Dark
Water
(Honogurai Mizu No Soko Kara)
Programme
Notes
DIRECTED BY: Hideo Nakata
STARRING:
Hitomi Kuroki,
Rio Kanno,
Mirei Oguchi,
Asami Mizukawa
RUNNING TIME: 1 HOUR 41 MINUTES
LANGAUGE:
Japanese
Subtitled in English
Japanese horror guru Hideo Nakata combines Roeg and Polanski in a masterpiece
of foreboding
|
Mark Kermode |
Not so long ago, mainstream horror movies were dominated by infantile US schlock
in which dumb American teenagers were chased around by guys in hockey masks
while anyone in the audience over the age of 15 wondered why rubbish Seventies-style
slasher movies were suddenly back in vogue. Then, just when you thought you
couldn't watch another
Hollywood brat get sliced-and-diced, along came a slew of Eastern frighteners
to re-animate the putrefying genre. In the same way that the Italian giallo
maestros like Mario Bava and Dario Argento had inspired John Carpenter and Brian
De Palma in the Sixties and Seventies, now Japanese film-makers such as Hideo
Nakata and Takashi Miike emerged to lead international horror cinema out of
the wilderness.

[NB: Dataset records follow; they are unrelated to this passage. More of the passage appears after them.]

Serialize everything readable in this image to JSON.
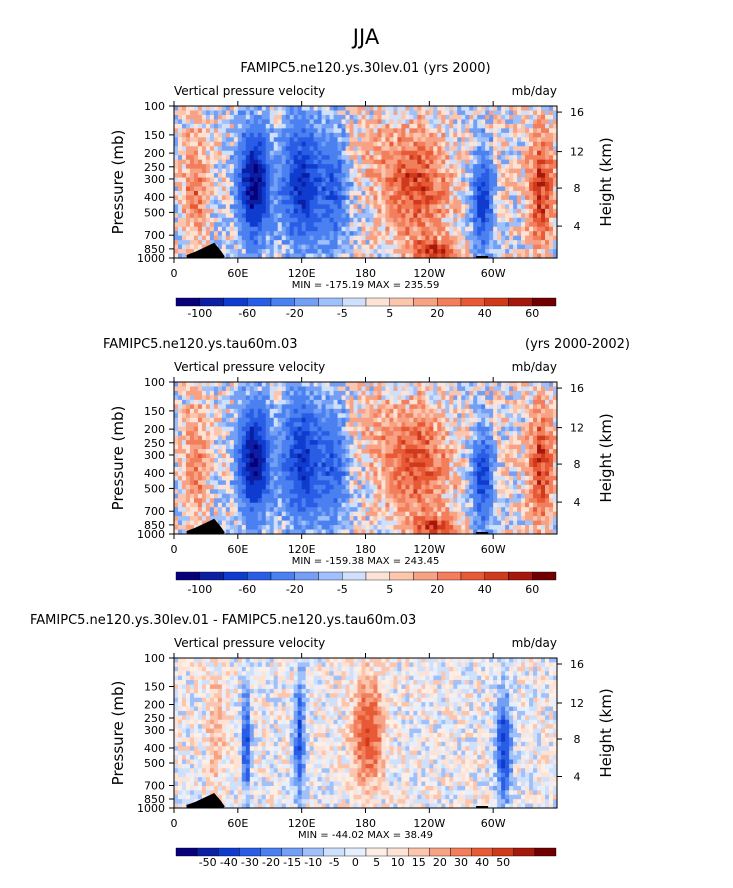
{
  "figure_title": "JJA",
  "palettes": {
    "main": [
      "#08007a",
      "#0a1fa3",
      "#0f3ccf",
      "#2a5de6",
      "#4a80f0",
      "#739ff5",
      "#9fc0fa",
      "#cfe0fc",
      "#fde3d6",
      "#fbc5ae",
      "#f7a284",
      "#f27e5c",
      "#e85a36",
      "#cf3a1c",
      "#a6180d",
      "#700000"
    ],
    "diff": [
      "#08007a",
      "#0a1fa3",
      "#0f3ccf",
      "#2a5de6",
      "#4a80f0",
      "#739ff5",
      "#9fc0fa",
      "#cfe0fc",
      "#e6effd",
      "#fdeee6",
      "#fde3d6",
      "#fbc5ae",
      "#f7a284",
      "#f27e5c",
      "#e85a36",
      "#cf3a1c",
      "#a6180d",
      "#700000"
    ]
  },
  "chart_data": [
    {
      "type": "heatmap",
      "title": "FAMIPC5.ne120.ys.30lev.01 (yrs 2000)",
      "left_title": "",
      "right_title": "",
      "field_label": "Vertical pressure velocity",
      "units": "mb/day",
      "ylabel": "Pressure (mb)",
      "y2label": "Height (km)",
      "pressure_ticks": [
        "100",
        "150",
        "200",
        "250",
        "300",
        "400",
        "500",
        "700",
        "850",
        "1000"
      ],
      "height_ticks": [
        "16",
        "12",
        "8",
        "4"
      ],
      "xtick_labels": [
        "0",
        "60E",
        "120E",
        "180",
        "120W",
        "60W"
      ],
      "stats": "MIN = -175.19   MAX = 235.59",
      "colorbar_labels": [
        "-100",
        "-60",
        "-20",
        "-5",
        "5",
        "20",
        "40",
        "60"
      ],
      "palette": "main",
      "amplitude": 1.0
    },
    {
      "type": "heatmap",
      "title": "",
      "left_title": "FAMIPC5.ne120.ys.tau60m.03",
      "right_title": "(yrs 2000-2002)",
      "field_label": "Vertical pressure velocity",
      "units": "mb/day",
      "ylabel": "Pressure (mb)",
      "y2label": "Height (km)",
      "pressure_ticks": [
        "100",
        "150",
        "200",
        "250",
        "300",
        "400",
        "500",
        "700",
        "850",
        "1000"
      ],
      "height_ticks": [
        "16",
        "12",
        "8",
        "4"
      ],
      "xtick_labels": [
        "0",
        "60E",
        "120E",
        "180",
        "120W",
        "60W"
      ],
      "stats": "MIN = -159.38   MAX = 243.45",
      "colorbar_labels": [
        "-100",
        "-60",
        "-20",
        "-5",
        "5",
        "20",
        "40",
        "60"
      ],
      "palette": "main",
      "amplitude": 0.95
    },
    {
      "type": "heatmap",
      "title": "",
      "left_title": "FAMIPC5.ne120.ys.30lev.01 - FAMIPC5.ne120.ys.tau60m.03",
      "right_title": "",
      "field_label": "Vertical pressure velocity",
      "units": "mb/day",
      "ylabel": "Pressure (mb)",
      "y2label": "Height (km)",
      "pressure_ticks": [
        "100",
        "150",
        "200",
        "250",
        "300",
        "400",
        "500",
        "700",
        "850",
        "1000"
      ],
      "height_ticks": [
        "16",
        "12",
        "8",
        "4"
      ],
      "xtick_labels": [
        "0",
        "60E",
        "120E",
        "180",
        "120W",
        "60W"
      ],
      "stats": "MIN = -44.02   MAX =  38.49",
      "colorbar_labels": [
        "-50",
        "-40",
        "-30",
        "-20",
        "-15",
        "-10",
        "-5",
        "0",
        "5",
        "10",
        "15",
        "20",
        "30",
        "40",
        "50"
      ],
      "palette": "diff",
      "amplitude": 0.35
    }
  ]
}
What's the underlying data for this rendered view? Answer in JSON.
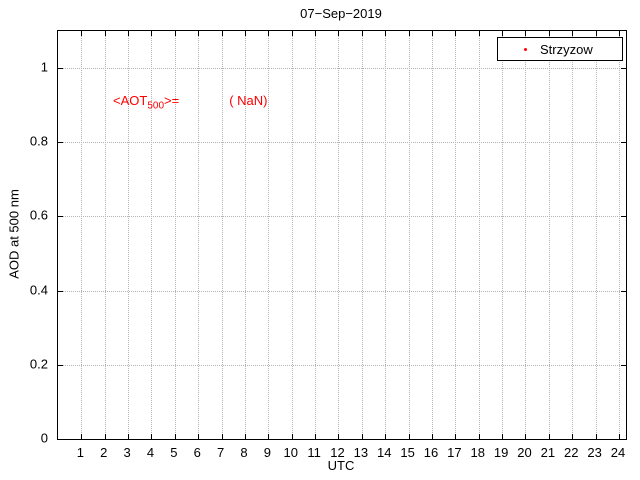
{
  "figure": {
    "background": "#ffffff"
  },
  "legend": {
    "label": "Strzyzow",
    "marker_color": "#ff0000"
  },
  "annotation": {
    "prefix": "<AOT",
    "sub": "500",
    "suffix": ">=",
    "value": "( NaN)",
    "color": "#ff0000"
  },
  "chart_data": {
    "type": "scatter",
    "title": "07−Sep−2019",
    "xlabel": "UTC",
    "ylabel": "AOD at 500 nm",
    "xlim": [
      0,
      24.3
    ],
    "ylim": [
      0,
      1.1
    ],
    "xticks": [
      1,
      2,
      3,
      4,
      5,
      6,
      7,
      8,
      9,
      10,
      11,
      12,
      13,
      14,
      15,
      16,
      17,
      18,
      19,
      20,
      21,
      22,
      23,
      24
    ],
    "yticks": [
      0,
      0.2,
      0.4,
      0.6,
      0.8,
      1
    ],
    "grid": true,
    "grid_style": "dotted",
    "legend": {
      "position": "top-right",
      "entries": [
        {
          "label": "Strzyzow",
          "marker": "point",
          "color": "#ff0000"
        }
      ]
    },
    "series": [
      {
        "name": "Strzyzow",
        "x": [],
        "y": []
      }
    ],
    "annotations": [
      {
        "text": "<AOT500>= ( NaN)",
        "color": "#ff0000",
        "x": 2.4,
        "y": 0.9
      }
    ]
  }
}
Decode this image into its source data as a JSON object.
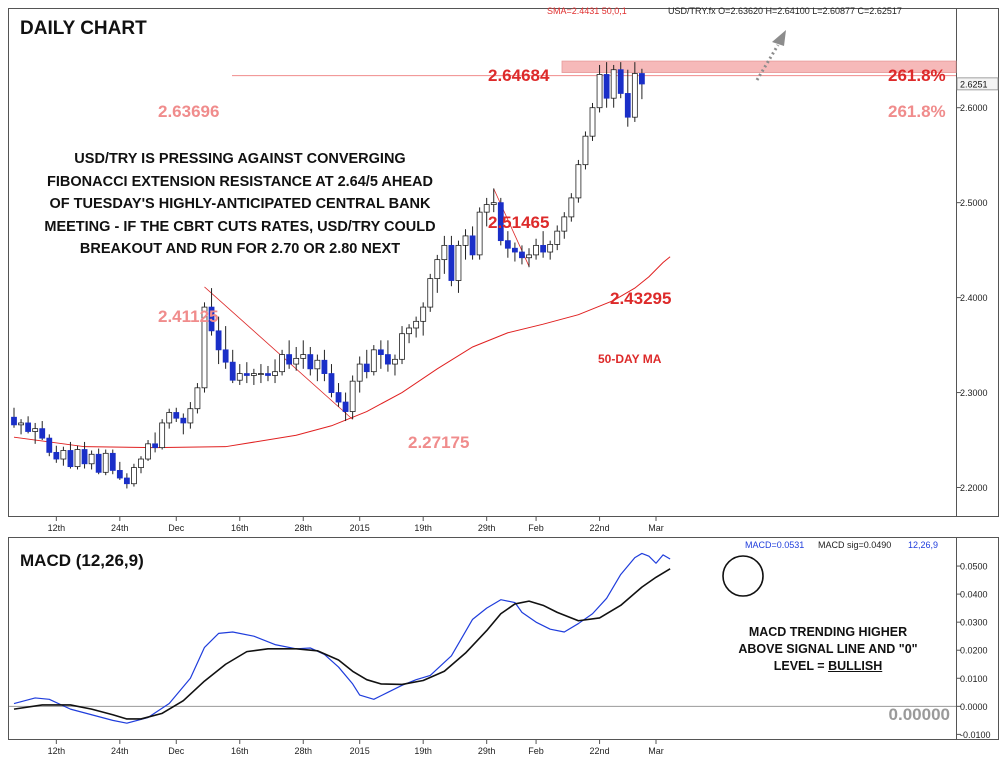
{
  "chart_data": [
    {
      "type": "candlestick",
      "title": "DAILY CHART",
      "header": {
        "sma": "SMA=2.4431  50,0,1",
        "ohlc": "USD/TRY.fx O=2.63620 H=2.64100 L=2.60877 C=2.62517"
      },
      "last_price_label": "2.6251",
      "y_range": [
        2.17,
        2.705
      ],
      "y_ticks": [
        {
          "v": 2.2,
          "label": "2.2000"
        },
        {
          "v": 2.3,
          "label": "2.3000"
        },
        {
          "v": 2.4,
          "label": "2.4000"
        },
        {
          "v": 2.5,
          "label": "2.5000"
        },
        {
          "v": 2.6,
          "label": "2.6000"
        }
      ],
      "x_labels": [
        {
          "i": 6,
          "label": "12th"
        },
        {
          "i": 15,
          "label": "24th"
        },
        {
          "i": 23,
          "label": "Dec"
        },
        {
          "i": 32,
          "label": "16th"
        },
        {
          "i": 41,
          "label": "28th"
        },
        {
          "i": 49,
          "label": "2015"
        },
        {
          "i": 58,
          "label": "19th"
        },
        {
          "i": 67,
          "label": "29th"
        },
        {
          "i": 74,
          "label": "Feb"
        },
        {
          "i": 83,
          "label": "22nd"
        },
        {
          "i": 91,
          "label": "Mar"
        }
      ],
      "candles": [
        [
          2.274,
          2.284,
          2.263,
          2.266
        ],
        [
          2.266,
          2.272,
          2.256,
          2.268
        ],
        [
          2.268,
          2.275,
          2.257,
          2.259
        ],
        [
          2.259,
          2.268,
          2.246,
          2.262
        ],
        [
          2.262,
          2.27,
          2.25,
          2.252
        ],
        [
          2.252,
          2.256,
          2.233,
          2.237
        ],
        [
          2.237,
          2.244,
          2.226,
          2.23
        ],
        [
          2.23,
          2.243,
          2.223,
          2.239
        ],
        [
          2.239,
          2.248,
          2.22,
          2.222
        ],
        [
          2.222,
          2.244,
          2.219,
          2.24
        ],
        [
          2.24,
          2.248,
          2.22,
          2.225
        ],
        [
          2.225,
          2.239,
          2.219,
          2.235
        ],
        [
          2.235,
          2.241,
          2.214,
          2.216
        ],
        [
          2.216,
          2.24,
          2.213,
          2.236
        ],
        [
          2.236,
          2.24,
          2.214,
          2.218
        ],
        [
          2.218,
          2.227,
          2.208,
          2.21
        ],
        [
          2.21,
          2.215,
          2.199,
          2.204
        ],
        [
          2.204,
          2.225,
          2.201,
          2.221
        ],
        [
          2.221,
          2.233,
          2.215,
          2.23
        ],
        [
          2.23,
          2.25,
          2.228,
          2.246
        ],
        [
          2.246,
          2.258,
          2.237,
          2.242
        ],
        [
          2.242,
          2.272,
          2.24,
          2.268
        ],
        [
          2.268,
          2.283,
          2.262,
          2.279
        ],
        [
          2.279,
          2.284,
          2.269,
          2.273
        ],
        [
          2.273,
          2.278,
          2.256,
          2.268
        ],
        [
          2.268,
          2.29,
          2.262,
          2.283
        ],
        [
          2.283,
          2.31,
          2.278,
          2.305
        ],
        [
          2.305,
          2.395,
          2.3,
          2.39
        ],
        [
          2.39,
          2.41,
          2.36,
          2.365
        ],
        [
          2.365,
          2.38,
          2.33,
          2.345
        ],
        [
          2.345,
          2.37,
          2.325,
          2.332
        ],
        [
          2.332,
          2.345,
          2.31,
          2.313
        ],
        [
          2.313,
          2.33,
          2.308,
          2.32
        ],
        [
          2.32,
          2.332,
          2.31,
          2.318
        ],
        [
          2.318,
          2.325,
          2.308,
          2.32
        ],
        [
          2.32,
          2.33,
          2.31,
          2.32
        ],
        [
          2.32,
          2.328,
          2.312,
          2.318
        ],
        [
          2.318,
          2.335,
          2.31,
          2.322
        ],
        [
          2.322,
          2.345,
          2.318,
          2.34
        ],
        [
          2.34,
          2.355,
          2.325,
          2.33
        ],
        [
          2.33,
          2.348,
          2.323,
          2.336
        ],
        [
          2.336,
          2.355,
          2.325,
          2.34
        ],
        [
          2.34,
          2.348,
          2.318,
          2.325
        ],
        [
          2.325,
          2.34,
          2.312,
          2.334
        ],
        [
          2.334,
          2.345,
          2.312,
          2.32
        ],
        [
          2.32,
          2.33,
          2.295,
          2.3
        ],
        [
          2.3,
          2.31,
          2.285,
          2.29
        ],
        [
          2.29,
          2.3,
          2.27,
          2.28
        ],
        [
          2.28,
          2.318,
          2.272,
          2.312
        ],
        [
          2.312,
          2.338,
          2.3,
          2.33
        ],
        [
          2.33,
          2.345,
          2.315,
          2.322
        ],
        [
          2.322,
          2.35,
          2.318,
          2.345
        ],
        [
          2.345,
          2.355,
          2.325,
          2.34
        ],
        [
          2.34,
          2.355,
          2.322,
          2.33
        ],
        [
          2.33,
          2.34,
          2.318,
          2.335
        ],
        [
          2.335,
          2.37,
          2.33,
          2.362
        ],
        [
          2.362,
          2.372,
          2.352,
          2.368
        ],
        [
          2.368,
          2.38,
          2.358,
          2.375
        ],
        [
          2.375,
          2.395,
          2.36,
          2.39
        ],
        [
          2.39,
          2.425,
          2.385,
          2.42
        ],
        [
          2.42,
          2.445,
          2.405,
          2.44
        ],
        [
          2.44,
          2.465,
          2.425,
          2.455
        ],
        [
          2.455,
          2.465,
          2.412,
          2.418
        ],
        [
          2.418,
          2.46,
          2.405,
          2.455
        ],
        [
          2.455,
          2.472,
          2.44,
          2.465
        ],
        [
          2.465,
          2.475,
          2.44,
          2.445
        ],
        [
          2.445,
          2.495,
          2.44,
          2.49
        ],
        [
          2.49,
          2.505,
          2.475,
          2.498
        ],
        [
          2.498,
          2.515,
          2.49,
          2.5
        ],
        [
          2.5,
          2.505,
          2.455,
          2.46
        ],
        [
          2.46,
          2.47,
          2.442,
          2.452
        ],
        [
          2.452,
          2.458,
          2.438,
          2.448
        ],
        [
          2.448,
          2.455,
          2.435,
          2.442
        ],
        [
          2.442,
          2.452,
          2.432,
          2.445
        ],
        [
          2.445,
          2.462,
          2.44,
          2.455
        ],
        [
          2.455,
          2.47,
          2.442,
          2.448
        ],
        [
          2.448,
          2.46,
          2.44,
          2.456
        ],
        [
          2.456,
          2.476,
          2.45,
          2.47
        ],
        [
          2.47,
          2.49,
          2.462,
          2.485
        ],
        [
          2.485,
          2.51,
          2.48,
          2.505
        ],
        [
          2.505,
          2.545,
          2.5,
          2.54
        ],
        [
          2.54,
          2.575,
          2.535,
          2.57
        ],
        [
          2.57,
          2.605,
          2.565,
          2.6
        ],
        [
          2.6,
          2.645,
          2.595,
          2.635
        ],
        [
          2.635,
          2.648,
          2.6,
          2.61
        ],
        [
          2.61,
          2.645,
          2.6,
          2.64
        ],
        [
          2.64,
          2.648,
          2.61,
          2.615
        ],
        [
          2.615,
          2.64,
          2.58,
          2.59
        ],
        [
          2.59,
          2.648,
          2.585,
          2.636
        ],
        [
          2.636,
          2.641,
          2.609,
          2.625
        ]
      ],
      "sma50": [
        [
          0,
          2.253
        ],
        [
          10,
          2.243
        ],
        [
          20,
          2.242
        ],
        [
          30,
          2.243
        ],
        [
          40,
          2.255
        ],
        [
          45,
          2.265
        ],
        [
          50,
          2.28
        ],
        [
          55,
          2.3
        ],
        [
          60,
          2.325
        ],
        [
          65,
          2.348
        ],
        [
          70,
          2.363
        ],
        [
          75,
          2.372
        ],
        [
          80,
          2.382
        ],
        [
          85,
          2.397
        ],
        [
          88,
          2.41
        ],
        [
          90,
          2.422
        ],
        [
          92,
          2.437
        ],
        [
          93,
          2.443
        ]
      ],
      "sma_label": "50-DAY MA",
      "fib_lines": [
        {
          "a": [
            27,
            2.41125
          ],
          "b": [
            48,
            2.27175
          ]
        },
        {
          "a": [
            68,
            2.51465
          ],
          "b": [
            73,
            2.43295
          ]
        }
      ],
      "level_labels": [
        {
          "text": "2.64684",
          "color": "#dd2a2a"
        },
        {
          "text": "2.63696",
          "color": "#f08c8c"
        },
        {
          "text": "2.41125",
          "color": "#f08c8c"
        },
        {
          "text": "2.27175",
          "color": "#f08c8c"
        },
        {
          "text": "2.51465",
          "color": "#dd2a2a"
        },
        {
          "text": "2.43295",
          "color": "#dd2a2a"
        },
        {
          "text": "261.8%",
          "color": "#dd2a2a"
        },
        {
          "text": "261.8%",
          "color": "#f08c8c"
        }
      ],
      "commentary": [
        "USD/TRY IS PRESSING AGAINST CONVERGING",
        "FIBONACCI EXTENSION RESISTANCE AT 2.64/5 AHEAD",
        "OF TUESDAY'S HIGHLY-ANTICIPATED CENTRAL BANK",
        "MEETING - IF THE CBRT CUTS RATES, USD/TRY COULD",
        "BREAKOUT AND RUN FOR 2.70 OR 2.80 NEXT"
      ],
      "colors": {
        "up": "#ffffff",
        "down": "#1a2fc8",
        "sma": "#e02020",
        "zone": "#f6b9b9",
        "accent": "#dd2a2a",
        "accent_light": "#f08c8c"
      }
    },
    {
      "type": "line",
      "title": "MACD (12,26,9)",
      "header": {
        "macd": "MACD=0.0531",
        "sig": "MACD sig=0.0490",
        "params": "12,26,9"
      },
      "y_range": [
        -0.012,
        0.06
      ],
      "y_ticks": [
        {
          "v": 0.05,
          "label": "0.0500"
        },
        {
          "v": 0.04,
          "label": "0.0400"
        },
        {
          "v": 0.03,
          "label": "0.0300"
        },
        {
          "v": 0.02,
          "label": "0.0200"
        },
        {
          "v": 0.01,
          "label": "0.0100"
        },
        {
          "v": 0.0,
          "label": "0.0000"
        },
        {
          "v": -0.01,
          "label": "-0.0100"
        }
      ],
      "zero_label": "0.00000",
      "series": [
        {
          "key": "macd",
          "color": "#1f3ddc",
          "points": [
            [
              0,
              0.001
            ],
            [
              3,
              0.003
            ],
            [
              5,
              0.0025
            ],
            [
              8,
              -0.001
            ],
            [
              11,
              -0.003
            ],
            [
              14,
              -0.005
            ],
            [
              16,
              -0.006
            ],
            [
              19,
              -0.004
            ],
            [
              22,
              0.001
            ],
            [
              25,
              0.01
            ],
            [
              27,
              0.021
            ],
            [
              29,
              0.026
            ],
            [
              31,
              0.0265
            ],
            [
              34,
              0.025
            ],
            [
              37,
              0.022
            ],
            [
              40,
              0.0205
            ],
            [
              42,
              0.0208
            ],
            [
              44,
              0.0185
            ],
            [
              46,
              0.014
            ],
            [
              48,
              0.008
            ],
            [
              49,
              0.004
            ],
            [
              51,
              0.0025
            ],
            [
              53,
              0.005
            ],
            [
              55,
              0.0075
            ],
            [
              57,
              0.0095
            ],
            [
              59,
              0.011
            ],
            [
              62,
              0.018
            ],
            [
              65,
              0.031
            ],
            [
              67,
              0.035
            ],
            [
              69,
              0.038
            ],
            [
              71,
              0.037
            ],
            [
              72,
              0.0335
            ],
            [
              74,
              0.03
            ],
            [
              76,
              0.0275
            ],
            [
              78,
              0.0265
            ],
            [
              80,
              0.0295
            ],
            [
              82,
              0.033
            ],
            [
              84,
              0.0385
            ],
            [
              86,
              0.047
            ],
            [
              88,
              0.053
            ],
            [
              89,
              0.0545
            ],
            [
              90,
              0.0535
            ],
            [
              91,
              0.051
            ],
            [
              92,
              0.054
            ],
            [
              93,
              0.0525
            ]
          ]
        },
        {
          "key": "signal",
          "color": "#111111",
          "points": [
            [
              0,
              -0.001
            ],
            [
              4,
              0.0005
            ],
            [
              8,
              0.0005
            ],
            [
              11,
              -0.001
            ],
            [
              14,
              -0.003
            ],
            [
              16,
              -0.0045
            ],
            [
              18,
              -0.0045
            ],
            [
              21,
              -0.0025
            ],
            [
              24,
              0.002
            ],
            [
              27,
              0.009
            ],
            [
              30,
              0.015
            ],
            [
              33,
              0.0195
            ],
            [
              36,
              0.0205
            ],
            [
              40,
              0.0205
            ],
            [
              43,
              0.0198
            ],
            [
              46,
              0.0165
            ],
            [
              48,
              0.0125
            ],
            [
              50,
              0.0095
            ],
            [
              52,
              0.008
            ],
            [
              55,
              0.0078
            ],
            [
              58,
              0.0092
            ],
            [
              61,
              0.0125
            ],
            [
              64,
              0.019
            ],
            [
              67,
              0.027
            ],
            [
              69,
              0.033
            ],
            [
              71,
              0.0365
            ],
            [
              73,
              0.0375
            ],
            [
              75,
              0.036
            ],
            [
              77,
              0.0335
            ],
            [
              80,
              0.0305
            ],
            [
              83,
              0.0315
            ],
            [
              86,
              0.036
            ],
            [
              89,
              0.0425
            ],
            [
              91,
              0.046
            ],
            [
              93,
              0.049
            ]
          ]
        }
      ],
      "commentary": [
        "MACD TRENDING HIGHER",
        "ABOVE SIGNAL LINE AND \"0\"",
        "LEVEL = "
      ],
      "commentary_emph": "BULLISH"
    }
  ]
}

Their respective calling cards were Ring, which offered skin-crawling
scares from a cursed video-tape of the lank-haired child-monster Sadako; and
Audition, which left audiences cowering as a blind-date turned nasty courtesy
of needles and piano wire ('And now for the other foot...'). Although stylistically
dissimilar, these films had two things in common: they were both Japanese, and
they both reminded us what it was like to feel genuinely alarmed by a horror
movie.
Now Nakata returns with Dark Water, another compulsively creepy chiller from
the pen of Koji Suzuki, upon whose popular novels the Ring movies were based.
While the Americans have been desperately trying to catch up with their pointless
English language remake of Ring (which botched all the original's set pieces),
Nakata has moved on, creating a ghost story superior in ambition, intellect
and maturity. Set in a run-down apartment block drenched in creeping, mouldering
leakage, the slim but satisfying narrative centres on an emotionally fragile
single mother and her troubled five-year-old daughter, who may or may not be
haunted by the apparition of a missing schoolgirl. Fearing for her sanity, and
terrified of losing custody of her child, Yoshimi (a wide-eyed Hitomi Kuroki)
struggles to hold things together while beset by ghostly footsteps and monstrous
damp patches that grow ever more engulfing.
If one word sums up the power of Dark Water, it is dread. Framed in chilly blue
and green hues, with flashbacks drenched in melancholic ochre, everything in
it seems portentous, from the angular shape of a kindergarten building to the
garish colour of a child's abandoned bag. Offering us only glimpses of the uncanny
(a shadow on a video-screen here, a movement in a half-opened doorway there),
Nakata creates a world that drips with the kind of impending doom so often lacking
in contemporary frighteners. Nor is this merely the horror of anticipated shocks,
although this moody ghost story does deliver at least two moments of stark revelation
worthy of the sturdiest bogeyman romps.
But it is the threat of genuine emotional pain that in the end causes us to
watch Dark Water from behind protective fingers. For while so many sub-standard
thrillers use children in peril as a short cut to audience involvement, Nakata's
artistry earns an emotional investment in his characters which gives us (like
them) something to lose. While we may want the faceless victims of most horror
movies to get skewered, here we are left desperately hoping that Yoshimi and
young Ikuko will emerge unscathed - and from such heartfelt anxiety springs
genuine terror.
Although fans of Nakata's earlier work will recognise many leitmotifs, Dark
Water is a far more 'grown up' film than Ring. Comparisons with Nic Roeg's Don't
Look Now are inevitable, although Nakata's reference points are harder to pin
down, seemingly ranging from Kaneto Shindo's Onibaba to Roman Polanski's The
Tenant. Ultimately, this is a tragic love story, littered with fragments of
surreal phantasmagoria, but bound together by a recognisable domestic situation.
Like all great horror films, Dark Water can scare you when it wants to, but
it's the undercurrent of sadness and longing which continues to haunt after
it is finished. How long it will take the rest of the world to catch up is anyone's
guess (I await with dread the inevitable Hollywood remake). For now, those searching
for the future of horror should look to the East.